I don't see a lot of value in having:

  // TODO: This should use hasAllowReassoc()?

before every call to isFast. I can grep for isFast more easily than I can grep for the comment. Moreover, if something really needs 'isFast' because the transformation really needs "every possible liberty", then there should definitely be a comment explaining that.

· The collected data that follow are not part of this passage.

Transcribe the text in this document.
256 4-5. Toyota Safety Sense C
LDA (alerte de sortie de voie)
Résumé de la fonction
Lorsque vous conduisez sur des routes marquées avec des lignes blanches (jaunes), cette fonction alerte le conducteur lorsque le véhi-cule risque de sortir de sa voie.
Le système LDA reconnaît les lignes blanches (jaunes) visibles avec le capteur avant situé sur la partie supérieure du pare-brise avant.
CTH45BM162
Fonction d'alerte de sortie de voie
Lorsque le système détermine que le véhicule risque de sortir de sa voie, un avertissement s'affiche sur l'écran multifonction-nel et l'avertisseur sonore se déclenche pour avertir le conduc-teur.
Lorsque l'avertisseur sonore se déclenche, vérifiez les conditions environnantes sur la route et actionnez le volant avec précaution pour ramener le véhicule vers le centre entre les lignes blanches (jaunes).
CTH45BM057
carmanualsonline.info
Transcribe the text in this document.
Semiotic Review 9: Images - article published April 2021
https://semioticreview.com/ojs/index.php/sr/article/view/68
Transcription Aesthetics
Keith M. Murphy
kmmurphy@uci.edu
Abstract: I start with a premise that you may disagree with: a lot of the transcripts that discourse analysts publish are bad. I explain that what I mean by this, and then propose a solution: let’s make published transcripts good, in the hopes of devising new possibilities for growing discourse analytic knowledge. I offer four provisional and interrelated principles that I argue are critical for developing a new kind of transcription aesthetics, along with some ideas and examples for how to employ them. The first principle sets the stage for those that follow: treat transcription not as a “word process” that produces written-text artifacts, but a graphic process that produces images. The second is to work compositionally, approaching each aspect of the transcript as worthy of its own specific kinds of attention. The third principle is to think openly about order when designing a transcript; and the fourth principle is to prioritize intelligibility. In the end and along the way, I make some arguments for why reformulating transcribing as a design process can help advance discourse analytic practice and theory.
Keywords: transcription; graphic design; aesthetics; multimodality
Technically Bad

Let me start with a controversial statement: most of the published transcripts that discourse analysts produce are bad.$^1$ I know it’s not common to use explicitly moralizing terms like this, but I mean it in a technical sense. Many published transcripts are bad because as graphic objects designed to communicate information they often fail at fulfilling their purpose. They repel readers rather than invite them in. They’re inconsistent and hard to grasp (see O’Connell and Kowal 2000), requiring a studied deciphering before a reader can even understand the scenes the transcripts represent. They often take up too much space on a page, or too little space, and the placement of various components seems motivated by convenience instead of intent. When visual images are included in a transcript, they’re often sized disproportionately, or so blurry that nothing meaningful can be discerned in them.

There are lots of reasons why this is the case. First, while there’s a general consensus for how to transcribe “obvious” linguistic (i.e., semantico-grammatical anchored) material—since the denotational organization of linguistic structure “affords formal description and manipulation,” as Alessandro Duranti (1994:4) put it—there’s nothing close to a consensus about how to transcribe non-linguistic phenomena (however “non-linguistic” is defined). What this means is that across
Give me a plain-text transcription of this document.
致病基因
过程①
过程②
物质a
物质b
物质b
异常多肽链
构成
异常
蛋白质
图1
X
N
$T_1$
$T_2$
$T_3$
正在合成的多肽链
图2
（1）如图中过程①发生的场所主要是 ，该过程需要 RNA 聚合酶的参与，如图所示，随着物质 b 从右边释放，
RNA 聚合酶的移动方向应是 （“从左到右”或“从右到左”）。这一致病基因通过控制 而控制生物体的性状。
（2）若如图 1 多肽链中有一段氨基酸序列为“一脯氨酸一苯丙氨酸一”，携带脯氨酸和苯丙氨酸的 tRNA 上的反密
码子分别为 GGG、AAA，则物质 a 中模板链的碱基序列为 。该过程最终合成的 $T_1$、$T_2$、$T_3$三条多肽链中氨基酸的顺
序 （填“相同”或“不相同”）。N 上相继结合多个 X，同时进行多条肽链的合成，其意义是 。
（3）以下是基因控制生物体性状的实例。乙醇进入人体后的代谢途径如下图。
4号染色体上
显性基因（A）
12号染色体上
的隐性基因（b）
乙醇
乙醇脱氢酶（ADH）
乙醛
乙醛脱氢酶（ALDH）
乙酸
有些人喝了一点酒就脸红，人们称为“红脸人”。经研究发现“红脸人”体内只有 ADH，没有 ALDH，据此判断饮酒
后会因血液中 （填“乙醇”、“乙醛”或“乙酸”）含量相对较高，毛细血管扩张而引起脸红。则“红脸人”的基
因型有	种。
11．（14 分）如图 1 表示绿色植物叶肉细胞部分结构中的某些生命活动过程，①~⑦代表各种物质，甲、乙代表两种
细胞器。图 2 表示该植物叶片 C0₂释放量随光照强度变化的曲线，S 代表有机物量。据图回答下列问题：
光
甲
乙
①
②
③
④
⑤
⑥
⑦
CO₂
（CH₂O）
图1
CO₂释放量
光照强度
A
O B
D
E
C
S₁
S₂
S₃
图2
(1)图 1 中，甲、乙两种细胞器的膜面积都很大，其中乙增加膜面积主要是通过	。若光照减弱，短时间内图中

Also, unless we make hasAllowReassoc() also imply hasNoSignedZeros() (as GCC does, FWIW), we'll almost certainly need that check as well in many places. Many need NoNans and NoInfs too.



================
Comment at: docs/LangRef.rst:2283
+   Allow operations to be simplified assuming relaxed precision for
+   transcendental functions usually found in math libraries (sin, log, etc).
+
----------------
spatel wrote:
> efriedma wrote:
> > Could you mark up the LLVM intrinsics affected by the "trans" flag with the meaning with/without the flag?
> > 
> > Please clarify the language here to indicate this affects the semantics of both LLVM intrinsics and known library functions.  And include a more complete description of what counts as a known library function. And explain what "relaxed" means, given that libm generally doesn't provide correctly rounded versions of transcendental functions.
> > 
> > Also, do we want to optimize sqrt() based on this flag?  It technically isn't transcendental, but we currently generate an approximation in some cases based on fast-math flags.
> I think we'd include sqrt() in the 'trans' bucket (so maybe 'libm' was the better name). But looking back through the dev thread, I don't see an actual definition of that term or what this flag would map to as a clang command-line param. @hfinkel / @wristow - suggestions?
You're correct, sqrt is not a  transcendental function (it is an algebraic function because it is the root of a polynomial equation). The problem is that algebraic functions also include things that we don't want to include here (e.g., addition, division). I don't like 'libm' because it refers to a very specific set of functions, but maybe that's the best we can do. The best description I have of this set is: "All of the mathematical operations that generally produce irrational numbers and are not in the set of functions specified by the IEEE specification (e.g., +,-,*,/,%,sqrt)."